Romans greeted with joy the return of the traditional white-gloved traffic police officer, who rises from a podium in Piazza Venezia to elegantly direct the vehicles coming from three directions around them. They have welcomed a break from the past after Cristina Corbucci, the first female traffic controller to stand on the platform, made her debut this week.
“I think it’s fantastic, and it’s about time,” Giuliana Cazzarolli said as she watched the officers switch shifts on Thursday. “I hope she’s well paid.”
Cazzarolli described the return of the fabled vigili (“watchful”), who are as much a symbol of the Italian capital as the Colosseum, as “a reminder of the beautiful times.”
The platform was first introduced in the late 1920s as a way to make the traffic controllers more visible while directing traffic on what is ordinarily a chaotic square.
At that time, the pedestal was made of wood and carried to the square by the officers at the start of their shift.

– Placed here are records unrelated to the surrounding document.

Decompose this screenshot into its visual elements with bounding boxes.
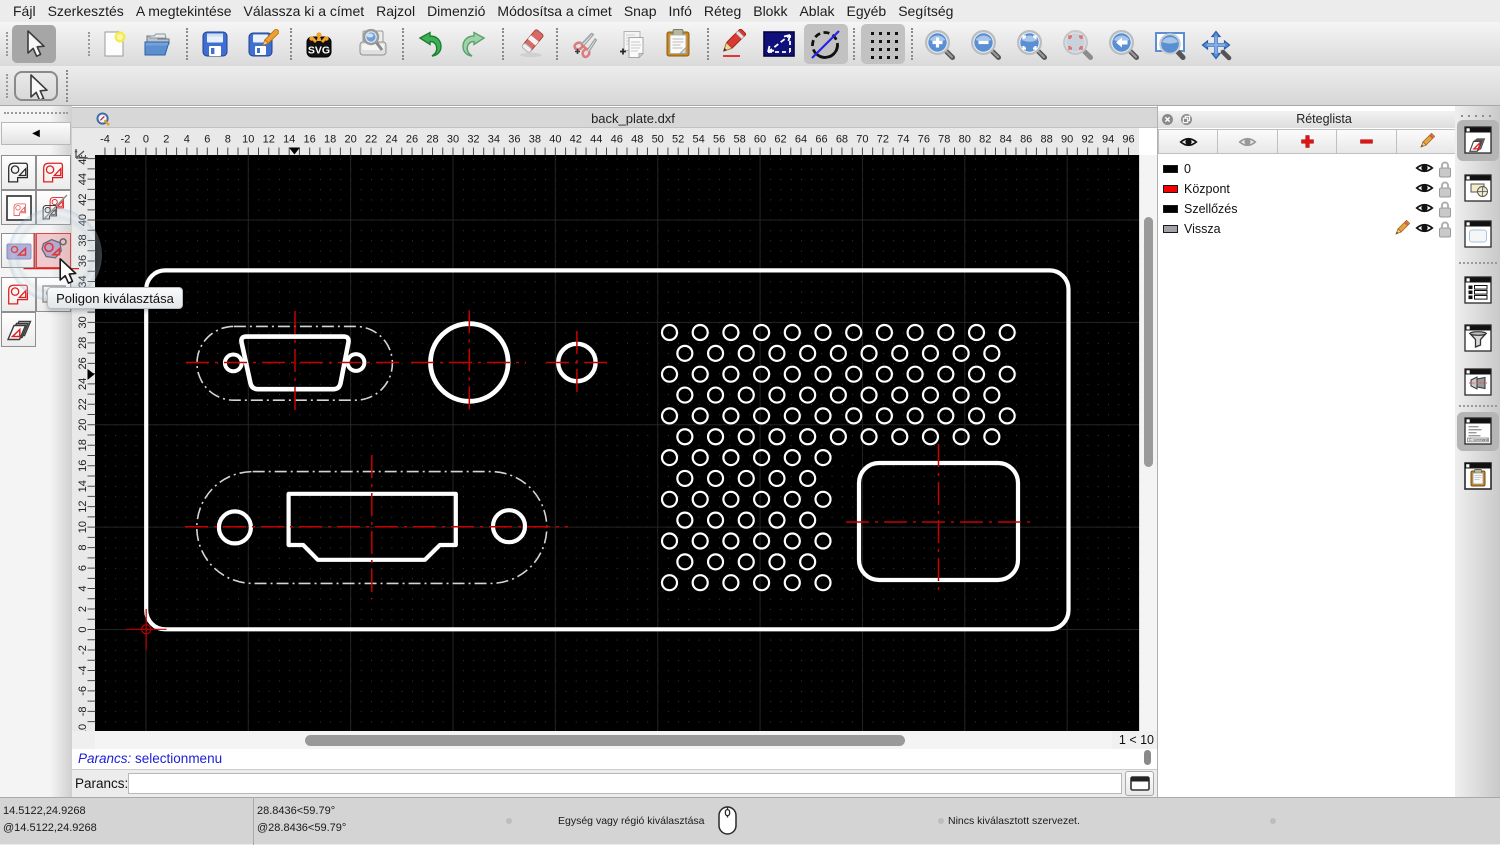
svg-text:2: 2	[77, 606, 89, 612]
svg-text:68: 68	[836, 134, 848, 146]
svg-text:8: 8	[225, 134, 231, 146]
svg-text:4: 4	[184, 134, 190, 146]
svg-text:70: 70	[856, 134, 868, 146]
svg-text:80: 80	[959, 134, 971, 146]
svg-text:36: 36	[508, 134, 520, 146]
svg-text:16: 16	[304, 134, 316, 146]
svg-text:44: 44	[590, 134, 602, 146]
svg-text:20: 20	[344, 134, 356, 146]
svg-text:14: 14	[77, 480, 89, 492]
svg-text:-2: -2	[121, 134, 131, 146]
svg-text:22: 22	[77, 398, 89, 410]
svg-text:8: 8	[77, 545, 89, 551]
svg-text:54: 54	[693, 134, 705, 146]
svg-text:64: 64	[795, 134, 807, 146]
svg-text:82: 82	[979, 134, 991, 146]
svg-text:12: 12	[263, 134, 275, 146]
svg-text:24: 24	[77, 378, 89, 390]
svg-text:24: 24	[385, 134, 397, 146]
svg-text:40: 40	[549, 134, 561, 146]
svg-text:74: 74	[897, 134, 909, 146]
svg-text:-6: -6	[77, 686, 89, 696]
svg-text:18: 18	[324, 134, 336, 146]
svg-text:56: 56	[713, 134, 725, 146]
svg-text:46: 46	[611, 134, 623, 146]
svg-text:-2: -2	[77, 645, 89, 655]
svg-text:-4: -4	[100, 134, 110, 146]
svg-text:12: 12	[77, 501, 89, 513]
svg-text:94: 94	[1102, 134, 1114, 146]
svg-text:30: 30	[447, 134, 459, 146]
svg-text:6: 6	[204, 134, 210, 146]
svg-text:48: 48	[631, 134, 643, 146]
svg-text:10: 10	[77, 521, 89, 533]
svg-text:78: 78	[938, 134, 950, 146]
svg-text:50: 50	[652, 134, 664, 146]
svg-text:6: 6	[77, 565, 89, 571]
svg-text:42: 42	[570, 134, 582, 146]
svg-text:26: 26	[77, 357, 89, 369]
svg-text:96: 96	[1122, 134, 1134, 146]
svg-text:52: 52	[672, 134, 684, 146]
svg-text:0: 0	[77, 626, 89, 632]
svg-text:20: 20	[77, 419, 89, 431]
svg-text:66: 66	[815, 134, 827, 146]
svg-text:62: 62	[774, 134, 786, 146]
svg-text:10: 10	[242, 134, 254, 146]
svg-text:-4: -4	[77, 666, 89, 676]
svg-text:C: command: C: command	[1469, 438, 1488, 442]
svg-text:42: 42	[77, 193, 89, 205]
svg-text:92: 92	[1081, 134, 1093, 146]
svg-text:18: 18	[77, 439, 89, 451]
svg-text:16: 16	[77, 460, 89, 472]
svg-text:60: 60	[754, 134, 766, 146]
svg-text:38: 38	[529, 134, 541, 146]
svg-text:2: 2	[163, 134, 169, 146]
svg-text:76: 76	[918, 134, 930, 146]
svg-text:88: 88	[1041, 134, 1053, 146]
svg-text:26: 26	[406, 134, 418, 146]
svg-text:58: 58	[733, 134, 745, 146]
svg-text:0: 0	[143, 134, 149, 146]
svg-text:28: 28	[426, 134, 438, 146]
svg-text:90: 90	[1061, 134, 1073, 146]
svg-text:86: 86	[1020, 134, 1032, 146]
svg-text:22: 22	[365, 134, 377, 146]
svg-text:4: 4	[77, 585, 89, 591]
svg-text:30: 30	[77, 316, 89, 328]
svg-text:14: 14	[283, 134, 295, 146]
svg-text:-10: -10	[77, 724, 89, 731]
svg-text:28: 28	[77, 337, 89, 349]
svg-text:84: 84	[1000, 134, 1012, 146]
svg-text:SVG: SVG	[308, 45, 330, 57]
svg-text:72: 72	[877, 134, 889, 146]
svg-text:-8: -8	[77, 706, 89, 716]
svg-text:44: 44	[77, 173, 89, 185]
svg-text:34: 34	[488, 134, 500, 146]
svg-text:32: 32	[467, 134, 479, 146]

Nowadays, the podium rises up and down from the cobblestones at the flick of a switch. It was dormant for a year or so while nearby roadworks were carried out.
Often described as “orchestra directors,” the traffic officers were made famous by the 1960 film The Traffic Policeman, which starred Italian comedy star Alberto Sordi as a hapless traffic cop who caused mayhem with his muddled hand signals.
The podium also featured in a scene in US director Woody Allen’s To Rome With Love in 2012.
Today, about six or seven traffic police officer take to the podium in shifts.
Corbucci, 43, told the Il Messaggero newspaper that the job now has “the female touch.”
“Up there you really feel as if you are in the center of the center of Rome,” she said, adding that “the truly intelligent traffic light is this one.”
To get the role, officers have to take lessons in gestures by traffic officer Fabio Grillo, who has been up and down on the podium since 2004.
“It’s a wonderful job,” he said. “I mean look — we’re in the middle of this fantastic square which is a crossroads for Romans, tourists, everyone. You see everything.”
Even though there is less traffic to conduct amid COVID-19 restrictions, Grillo said that it is great to be back.
“It’s as if some normality has returned,” he said.
Cazzarolli and her husband, Romalo, were born in Rome. Both are in their 80s.
“It gives us joy to see this and reminds me of how it used to be,” Romalo said.
Another onlooker, Micaela Battistoni, who was also born in Rome, said that the novelty of the Piazza Venezia traffic officer never wears off.
“It really is a classic institution in Rome, something that has always been there, and so the absence was strange,” she said. “It’s even better now that there is also woman is doing the job.”